As to the cited mark, the Board found the top portion to be “dominant for a number of reasons.” It is the first part of the mark and is more likely to be impressed upon the minds of consumers and remembered. “The pictorial element occupies a prominent central place in the mark, and consists of a male silhouette reminiscent of Leonardo da Vinci’s Vitruvian Man.” That element looks like the letter “I” and thus the top portion could be viewed as “VIP,” standing for VICTORY INTEGRATED PERFORMANCE. “So, VIP in this mark has a laudatory connotation about special treatment from the services, as well as the initialism connotation.”
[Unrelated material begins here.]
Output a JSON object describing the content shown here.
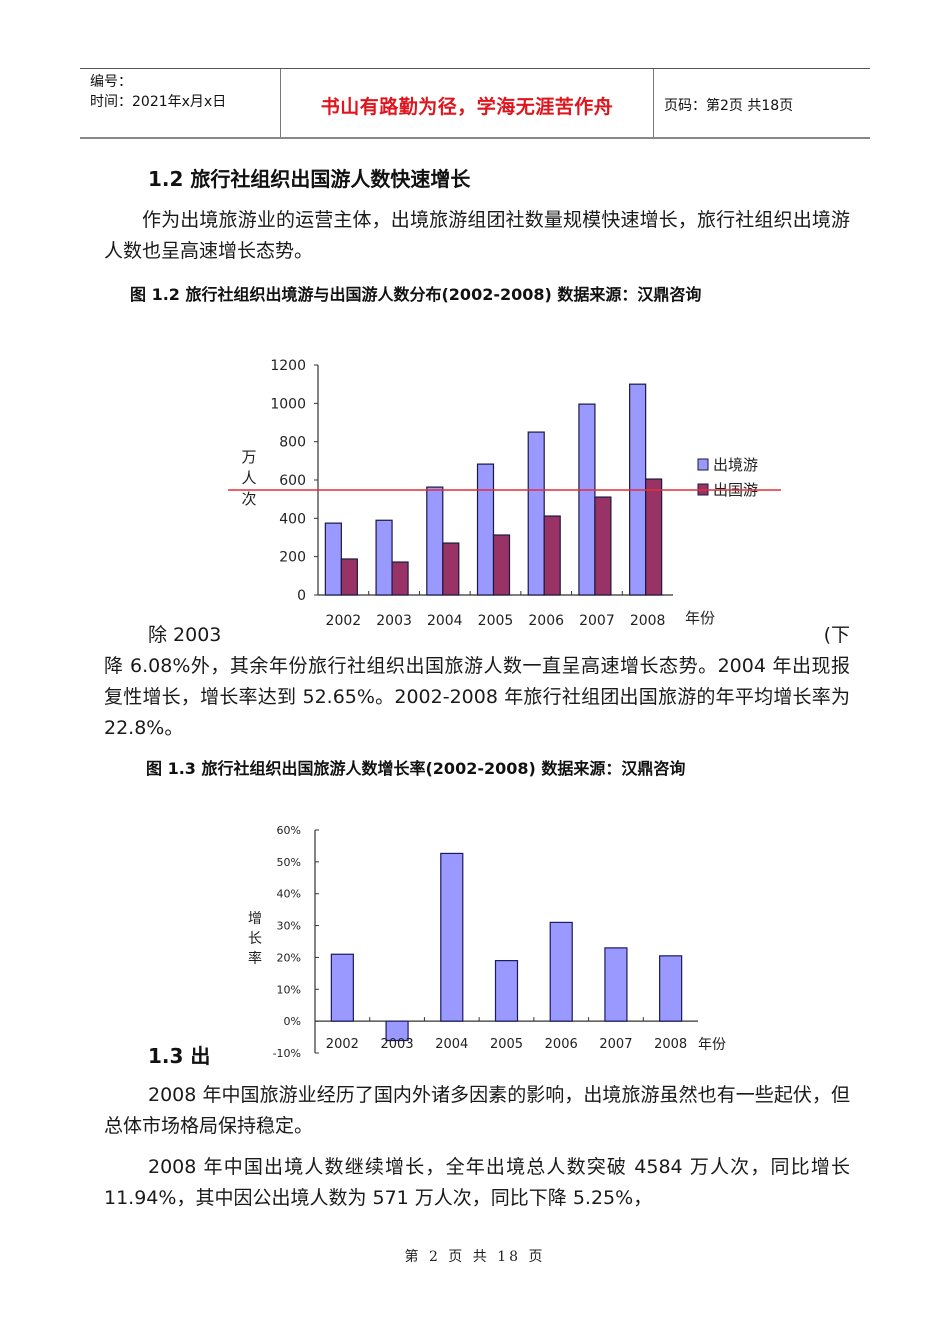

Although the literal portion of a mark is normally accorded greater weight, here “the bold lettering VIP, incorporated with the prominent design features, forms the part of the mark most likely to be remembered by consumers and used to call for the services.” “In fact, some consumers could perceive the less prominent INTEGRATED PERFORMANCE, or VICTORY INTEGRATED PERFORMANCE, as a marketing slogan or tagline, rather than the primary identifier of source.
The Board also found the wording INTEGRATED PERFORMANCE that appears in both marks to be suggestive of the services: it suggests “the balance and unified functioning that patients may achieve through the services.”
The Board concluded that, considering the marks in their entireties, “the differences between the marks is dispositive of no likelihood of confusion, even though the services, channels of trade, and classes of consumers overlap.”
And so the Board reversed the refusal to register.